I agree that this would be a better example that would make more sense (and I also think that the reasoning you provided should be added as context to that code snippet).
That entire section is running on a virtual thread, which is scheduled on a platform (OS) thread. While it blocks for each callRemote invocation the platform thread is free to process other virtual threads.

https://docs.oracle.com/en/java/javase/20/core/virtual-threa...

In addition, this implementation detail might help in gaining some insight: "The synchronous networking Java APIs, when run in a virtual thread, switch the underlying native socket into non-blocking mode. When an I/O operation invoked from Java code does not complete immediately (the native socket returns EAGAIN - “not ready” / “would block”), the underlying native socket is registered with a JVM-wide event notification mechanism (a Poller), and the virtual thread is parked. When the underlying I/O operation is ready (an event arrives at the Poller), the virtual thread is unparked and the underlying socket operation is retried."

https://inside.java/2021/05/10/networking-io-with-virtual-th...

Yeah but if for some reason, no other (or few other) request is coming in concurrently, then the CPU will just sit by idly. I don't understand why you wouldn't issue the "callRemote" calls concurrently, that seems like it's missing the point of writing non-blocking code.
Exactly. That's the point. It is beneficial only when you have a huge number of requests relative to the number of platform threads.

The idea is that you can map a million of these virtual threads on to a small number of platform threads, and the JVM will schedule the work for you, to achieve maximum throughput without needing to write any complicated code.
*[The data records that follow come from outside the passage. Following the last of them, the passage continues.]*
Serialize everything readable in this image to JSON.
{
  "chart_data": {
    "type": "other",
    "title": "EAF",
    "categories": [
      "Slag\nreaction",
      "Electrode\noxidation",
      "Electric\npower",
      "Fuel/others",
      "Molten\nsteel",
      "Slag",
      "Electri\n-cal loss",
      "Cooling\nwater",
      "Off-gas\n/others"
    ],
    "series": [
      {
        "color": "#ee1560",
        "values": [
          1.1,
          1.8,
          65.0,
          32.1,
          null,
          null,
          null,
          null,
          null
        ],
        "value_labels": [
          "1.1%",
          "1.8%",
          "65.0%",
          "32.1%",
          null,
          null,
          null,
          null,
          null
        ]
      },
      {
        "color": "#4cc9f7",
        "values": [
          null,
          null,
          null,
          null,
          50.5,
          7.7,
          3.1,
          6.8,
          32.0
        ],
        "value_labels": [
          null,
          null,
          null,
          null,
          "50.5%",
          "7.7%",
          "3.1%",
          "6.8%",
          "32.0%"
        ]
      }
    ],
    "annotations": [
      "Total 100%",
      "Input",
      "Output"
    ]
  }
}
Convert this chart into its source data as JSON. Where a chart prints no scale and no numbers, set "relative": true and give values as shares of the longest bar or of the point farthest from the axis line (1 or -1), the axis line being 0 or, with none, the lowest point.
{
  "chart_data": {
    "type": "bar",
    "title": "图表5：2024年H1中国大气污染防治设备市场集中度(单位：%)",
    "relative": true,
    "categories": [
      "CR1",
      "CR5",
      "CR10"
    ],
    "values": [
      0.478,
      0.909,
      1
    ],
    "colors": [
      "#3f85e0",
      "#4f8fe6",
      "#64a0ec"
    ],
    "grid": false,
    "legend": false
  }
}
Virtual threads are for high throughput on concurrent blocking requests.

EDIT: the sequential calls to "callRemote" still process in sequence, blocking on each call. Don't get confused there. But the overall HTTP request itself is running on a virtual thread and does not block other HTTP requests while waiting for the callRemote invocations to complete.

> EDIT: the sequential calls to "callRemote" still process in sequence, blocking on each call. Don't get confused there. But the overall HTTP request itself is running on a virtual thread and does not block other HTTP requests while waiting for the callRemote invocations to complete.

Yeah I got that. But then the use case seems to be much narrower, because not every scenario is one where many concurrent requests come in at the same time. If you write non-blocking code you'll get high throughput no matter the number of requests. Ok, maybe non-blocking code is harder to write (and I don't think it's actually that hard if you use, say, Kotlin coroutines), but honestly this seems to me like something that developers should learn eventually anyway.

Or maybe it's me being weird. But I remember 10 years ago when node.js was being hyped for being "fast" because it was "async" and now suddenly using threads and blocking operations is again all the rage now.

You certainly could make the callRemote calls in parallel, and there are easy and safe ways to do that (good old CompletableFuture or the new structured concurrency stuff). But doing that or not is completely independent of using Nima, so I think here they're just showing some very simple code, because this is an example of using Nima, not an example of writing concurrent code in general.
Because concurrent calls are confusing and create bugs.

The point this train wreck of an example is trying to make (and failing) is that it's fine to write sequential blocking code in your request handlers. They can take as long as they want ... seconds, minutes, days .... because the handler threads are now an infinite resource as far as the JVM is concerned.